To Preserve Funds for Roads, Transit, Vote No on Prop. 6
The following is a summary of an Op-Ed piece by the Mercury News & East Bay Times Editorial Boards:
Governor Jerry Brown’s political opponents have gathered signatures to place an initiative on the November ballot that would overturn his gas and car tax increases. So, voters will have a say, after all, on the transportation funding plan (Senate Bill 1 — the Road Repair and Accountability Act of 2017.) But when they cast their ballots, they should side with Brown. They should uphold the increases by voting No on Proposition 6. Note that we said vote No. A ‘yes’ vote would overturn the transportation plan; a ‘no’ vote leaves it in place.
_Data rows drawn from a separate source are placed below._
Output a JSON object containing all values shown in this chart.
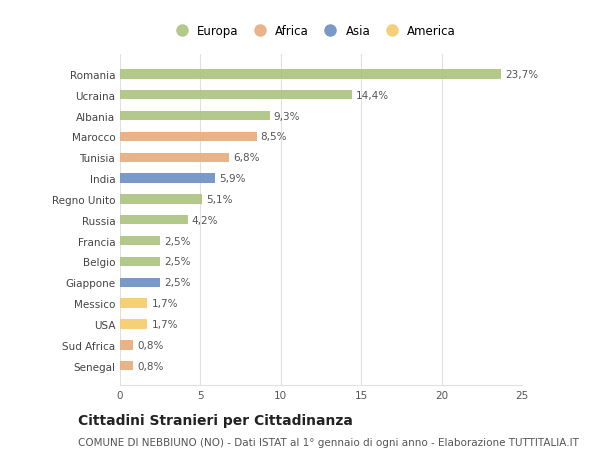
{
  "countries": [
    "Romania",
    "Ucraina",
    "Albania",
    "Marocco",
    "Tunisia",
    "India",
    "Regno Unito",
    "Russia",
    "Francia",
    "Belgio",
    "Giappone",
    "Messico",
    "USA",
    "Sud Africa",
    "Senegal"
  ],
  "values": [
    23.7,
    14.4,
    9.3,
    8.5,
    6.8,
    5.9,
    5.1,
    4.2,
    2.5,
    2.5,
    2.5,
    1.7,
    1.7,
    0.8,
    0.8
  ],
  "labels": [
    "23,7%",
    "14,4%",
    "9,3%",
    "8,5%",
    "6,8%",
    "5,9%",
    "5,1%",
    "4,2%",
    "2,5%",
    "2,5%",
    "2,5%",
    "1,7%",
    "1,7%",
    "0,8%",
    "0,8%"
  ],
  "continents": [
    "Europa",
    "Europa",
    "Europa",
    "Africa",
    "Africa",
    "Asia",
    "Europa",
    "Europa",
    "Europa",
    "Europa",
    "Asia",
    "America",
    "America",
    "Africa",
    "Africa"
  ],
  "colors": {
    "Europa": "#aac47e",
    "Africa": "#e8aa7a",
    "Asia": "#6b8ec0",
    "America": "#f5ca6a"
  },
  "legend_order": [
    "Europa",
    "Africa",
    "Asia",
    "America"
  ],
  "xlim": [
    0,
    25
  ],
  "xticks": [
    0,
    5,
    10,
    15,
    20,
    25
  ],
  "background_color": "#ffffff",
  "grid_color": "#e0e0e0",
  "title": "Cittadini Stranieri per Cittadinanza",
  "subtitle": "COMUNE DI NEBBIUNO (NO) - Dati ISTAT al 1° gennaio di ogni anno - Elaborazione TUTTITALIA.IT",
  "bar_height": 0.45,
  "title_fontsize": 10,
  "subtitle_fontsize": 7.5,
  "label_fontsize": 7.5,
  "tick_fontsize": 7.5,
  "legend_fontsize": 8.5
}
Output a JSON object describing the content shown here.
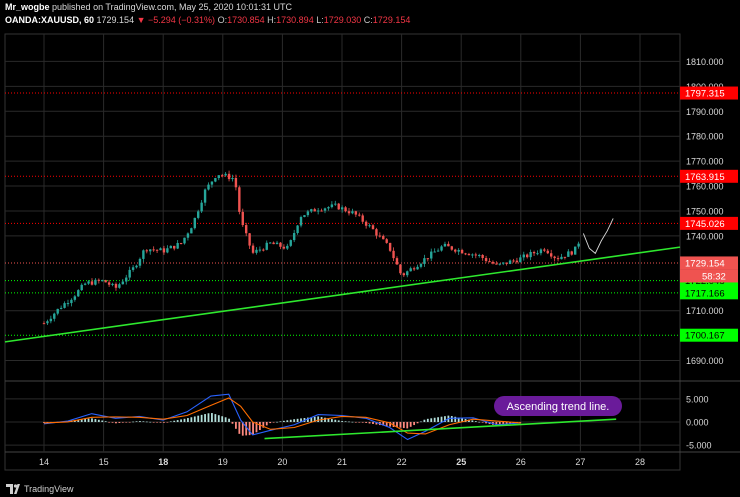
{
  "header": {
    "line1_user": "Mr_wogbe",
    "line1_rest": "published on TradingView.com, May 25, 2020 10:01:31 UTC",
    "symbol": "OANDA:XAUUSD, 60",
    "last": "1729.154",
    "change": "▼ −5.294 (−0.31%)",
    "o_label": "O:",
    "o": "1730.854",
    "h_label": "H:",
    "h": "1730.894",
    "l_label": "L:",
    "l": "1729.030",
    "c_label": "C:",
    "c": "1729.154"
  },
  "footer": {
    "brand": "TradingView",
    "logo_icon": "tradingview-logo-icon"
  },
  "colors": {
    "background": "#000000",
    "grid": "#2a2a2a",
    "up": "#26a69a",
    "down": "#ef5350",
    "trend": "#2ee82e",
    "level_red": "#ff0000",
    "level_green": "#00ff00",
    "macd": "#2962ff",
    "signal": "#ff6d00"
  },
  "chart_data": [
    {
      "type": "candlestick",
      "ylim": [
        1683,
        1821
      ],
      "y_ticks": [
        "1810.000",
        "1800.000",
        "1790.000",
        "1780.000",
        "1770.000",
        "1760.000",
        "1750.000",
        "1740.000",
        "1710.000",
        "1690.000"
      ],
      "x_ticks": [
        "14",
        "15",
        "18",
        "19",
        "20",
        "21",
        "22",
        "25",
        "26",
        "27",
        "28"
      ],
      "x_ticks_bold": [
        "18",
        "25"
      ],
      "price_levels": [
        {
          "label": "1797.315",
          "value": 1797.315,
          "color": "#ff0000"
        },
        {
          "label": "1763.915",
          "value": 1763.915,
          "color": "#ff0000"
        },
        {
          "label": "1745.026",
          "value": 1745.026,
          "color": "#ff0000"
        },
        {
          "label": "1722.048",
          "value": 1722.048,
          "color": "#00ff00"
        },
        {
          "label": "1717.166",
          "value": 1717.166,
          "color": "#00ff00"
        },
        {
          "label": "1700.167",
          "value": 1700.167,
          "color": "#00ff00"
        }
      ],
      "last_price": {
        "label": "1729.154",
        "value": 1729.154,
        "countdown": "58:32"
      },
      "trend_line": {
        "from": [
          0,
          1697.5
        ],
        "to": [
          11.05,
          1735.5
        ]
      },
      "price_path": [
        [
          0,
          1705
        ],
        [
          0.3,
          1712
        ],
        [
          0.5,
          1716
        ],
        [
          0.7,
          1721
        ],
        [
          1.0,
          1722
        ],
        [
          1.2,
          1719
        ],
        [
          1.5,
          1727
        ],
        [
          1.7,
          1735
        ],
        [
          2.0,
          1734
        ],
        [
          2.3,
          1737
        ],
        [
          2.5,
          1745
        ],
        [
          2.7,
          1758
        ],
        [
          2.9,
          1765
        ],
        [
          3.2,
          1763
        ],
        [
          3.3,
          1746
        ],
        [
          3.5,
          1733
        ],
        [
          3.8,
          1737
        ],
        [
          4.1,
          1735
        ],
        [
          4.3,
          1748
        ],
        [
          4.6,
          1751
        ],
        [
          4.9,
          1752
        ],
        [
          5.2,
          1749
        ],
        [
          5.5,
          1743
        ],
        [
          5.8,
          1735
        ],
        [
          6.0,
          1724
        ],
        [
          6.4,
          1731
        ],
        [
          6.7,
          1736
        ],
        [
          7.0,
          1734
        ],
        [
          7.3,
          1732
        ],
        [
          7.6,
          1728
        ],
        [
          8.0,
          1731
        ],
        [
          8.2,
          1733
        ],
        [
          8.4,
          1735
        ],
        [
          8.6,
          1731
        ],
        [
          8.9,
          1734
        ],
        [
          9.0,
          1739
        ]
      ],
      "wick_path": [
        [
          9.05,
          1741
        ],
        [
          9.15,
          1735
        ],
        [
          9.25,
          1733
        ],
        [
          9.35,
          1738
        ],
        [
          9.45,
          1742
        ],
        [
          9.55,
          1747
        ]
      ]
    },
    {
      "type": "macd",
      "ylim": [
        -6.5,
        8
      ],
      "y_ticks": [
        "5.000",
        "0.000",
        "-5.000"
      ],
      "y_values": [
        5,
        0,
        -5
      ],
      "macd": [
        [
          0,
          -0.4
        ],
        [
          0.4,
          0.2
        ],
        [
          0.8,
          1.8
        ],
        [
          1.2,
          0.8
        ],
        [
          1.6,
          1.2
        ],
        [
          2.0,
          0.4
        ],
        [
          2.4,
          2.2
        ],
        [
          2.8,
          5.6
        ],
        [
          3.1,
          6.0
        ],
        [
          3.3,
          0.4
        ],
        [
          3.5,
          -2.8
        ],
        [
          3.8,
          -1.8
        ],
        [
          4.2,
          -0.6
        ],
        [
          4.6,
          1.6
        ],
        [
          5.0,
          1.4
        ],
        [
          5.4,
          0.8
        ],
        [
          5.8,
          -1.2
        ],
        [
          6.1,
          -3.8
        ],
        [
          6.4,
          -2.0
        ],
        [
          6.8,
          0.8
        ],
        [
          7.2,
          0.9
        ],
        [
          7.6,
          -0.6
        ],
        [
          8.0,
          -0.2
        ]
      ],
      "signal": [
        [
          0,
          -0.2
        ],
        [
          0.4,
          0.0
        ],
        [
          0.8,
          1.0
        ],
        [
          1.2,
          1.1
        ],
        [
          1.6,
          1.0
        ],
        [
          2.0,
          0.6
        ],
        [
          2.4,
          1.4
        ],
        [
          2.8,
          3.6
        ],
        [
          3.1,
          5.2
        ],
        [
          3.3,
          3.4
        ],
        [
          3.5,
          0.0
        ],
        [
          3.8,
          -1.6
        ],
        [
          4.2,
          -1.2
        ],
        [
          4.6,
          0.4
        ],
        [
          5.0,
          1.2
        ],
        [
          5.4,
          1.0
        ],
        [
          5.8,
          -0.2
        ],
        [
          6.1,
          -2.4
        ],
        [
          6.4,
          -2.6
        ],
        [
          6.8,
          -0.6
        ],
        [
          7.2,
          0.6
        ],
        [
          7.6,
          0.2
        ],
        [
          8.0,
          -0.2
        ]
      ],
      "trend_line": {
        "from": [
          3.7,
          -3.6
        ],
        "to": [
          9.6,
          0.6
        ]
      },
      "annotation": "Ascending trend line."
    }
  ]
}
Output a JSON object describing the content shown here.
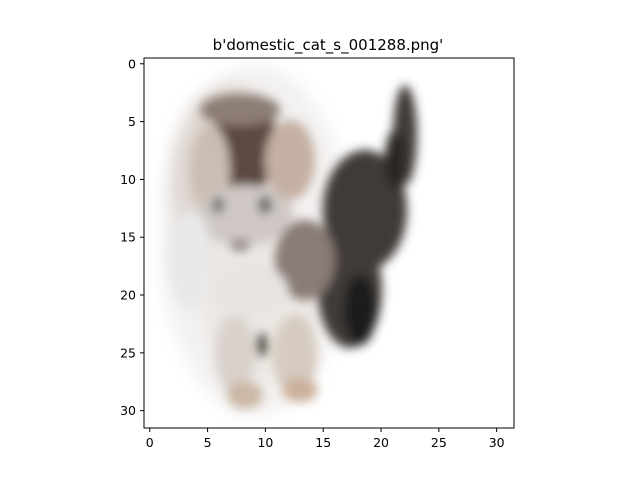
{
  "figure": {
    "title": "b'domestic_cat_s_001288.png'"
  },
  "image": {
    "description_icon": "cat-image",
    "grid_size": [
      32,
      32
    ],
    "colors": {
      "background": "#ffffff",
      "cat_light": "#e6e1dc",
      "cat_mid": "#a7978d",
      "cat_dark": "#3f3a37",
      "cat_black": "#1f1c1b",
      "blur_halo": "#f1efee"
    }
  },
  "axes": {
    "x_ticks": [
      "0",
      "5",
      "10",
      "15",
      "20",
      "25",
      "30"
    ],
    "y_ticks": [
      "0",
      "5",
      "10",
      "15",
      "20",
      "25",
      "30"
    ],
    "x_tick_values": [
      0,
      5,
      10,
      15,
      20,
      25,
      30
    ],
    "y_tick_values": [
      0,
      5,
      10,
      15,
      20,
      25,
      30
    ],
    "xlim": [
      -0.5,
      31.5
    ],
    "ylim": [
      31.5,
      -0.5
    ]
  }
}
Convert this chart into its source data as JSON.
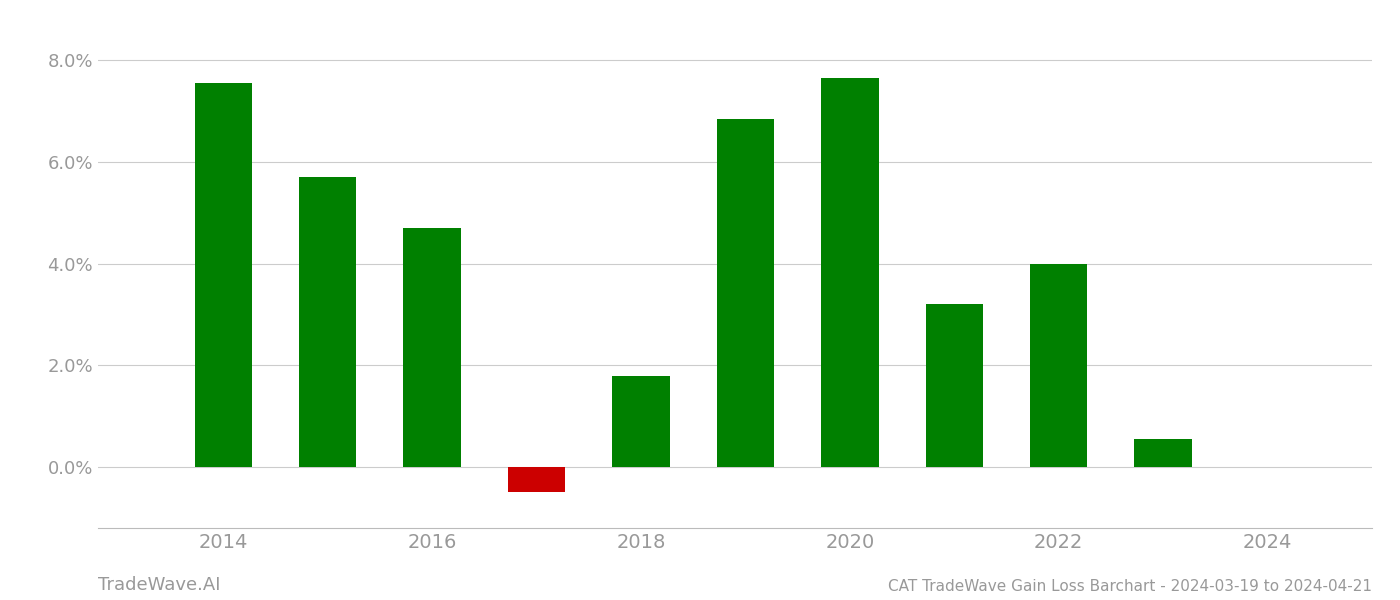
{
  "years": [
    2014,
    2015,
    2016,
    2017,
    2018,
    2019,
    2020,
    2021,
    2022,
    2023
  ],
  "values": [
    0.0755,
    0.057,
    0.047,
    -0.005,
    0.018,
    0.0685,
    0.0765,
    0.032,
    0.04,
    0.0055
  ],
  "bar_colors": [
    "#008000",
    "#008000",
    "#008000",
    "#cc0000",
    "#008000",
    "#008000",
    "#008000",
    "#008000",
    "#008000",
    "#008000"
  ],
  "title": "CAT TradeWave Gain Loss Barchart - 2024-03-19 to 2024-04-21",
  "watermark": "TradeWave.AI",
  "ylim_min": -0.012,
  "ylim_max": 0.086,
  "background_color": "#ffffff",
  "grid_color": "#cccccc",
  "bar_width": 0.55,
  "xlabel_fontsize": 14,
  "ylabel_fontsize": 13,
  "title_fontsize": 11,
  "watermark_fontsize": 13,
  "axis_label_color": "#999999",
  "xlim_left": 2012.8,
  "xlim_right": 2025.0,
  "xticks": [
    2014,
    2016,
    2018,
    2020,
    2022,
    2024
  ],
  "yticks": [
    0.0,
    0.02,
    0.04,
    0.06,
    0.08
  ]
}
The plan, approved by the Legislature at Brown’s urging last year, will raise $5.1 billion annually by 2020 to help fix our deteriorating freeways and local streets and refurbish our commuter trains and buses. About two-thirds of the money goes to highways and roads, mostly for repairs and maintenance. The rest goes primarily to public transit operations and capital projects, and for improving congested transportation corridors.
The transportation plan increases gas taxes by about 18 cents a gallon, roughly 5 percent of the current cost, and registration fees by $25 to $175 annually, depending on the value of the vehicle. It’s reasonable to put the financial burden on those who drive for they use our streets and highways. Just as important, they should be encouraged through pricing mechanisms to seek environmentally friendly options, such as more fuel-efficient or zero-emission vehicles and public transportation.
Another troubling part of Prop. 6 is that it would require a statewide vote for future tax or fee increases on vehicle fuel or registration. Backers of Prop. 6 want to raise the bar by requiring voter approval. Ironically, their use of the initiative system to put the issue on the ballot demonstrates that we already have sufficient checks on the Legislature and governor’s taxing authority. To now lock in voter approval for fuel and car tax increases is excessive. The two-thirds approval of the Legislature and initiative threat are enough. At some point, we need to let our lawmakers do their jobs. And if we don’t like what they’re doing, we should replace them.
So, in sum, Prop. 6 misses the mark on two counts: It reverses badly needed funding for roads and transportation, and it imposes unnecessary restrictions on future fuel and car taxes. For either or both reasons, voters should say No.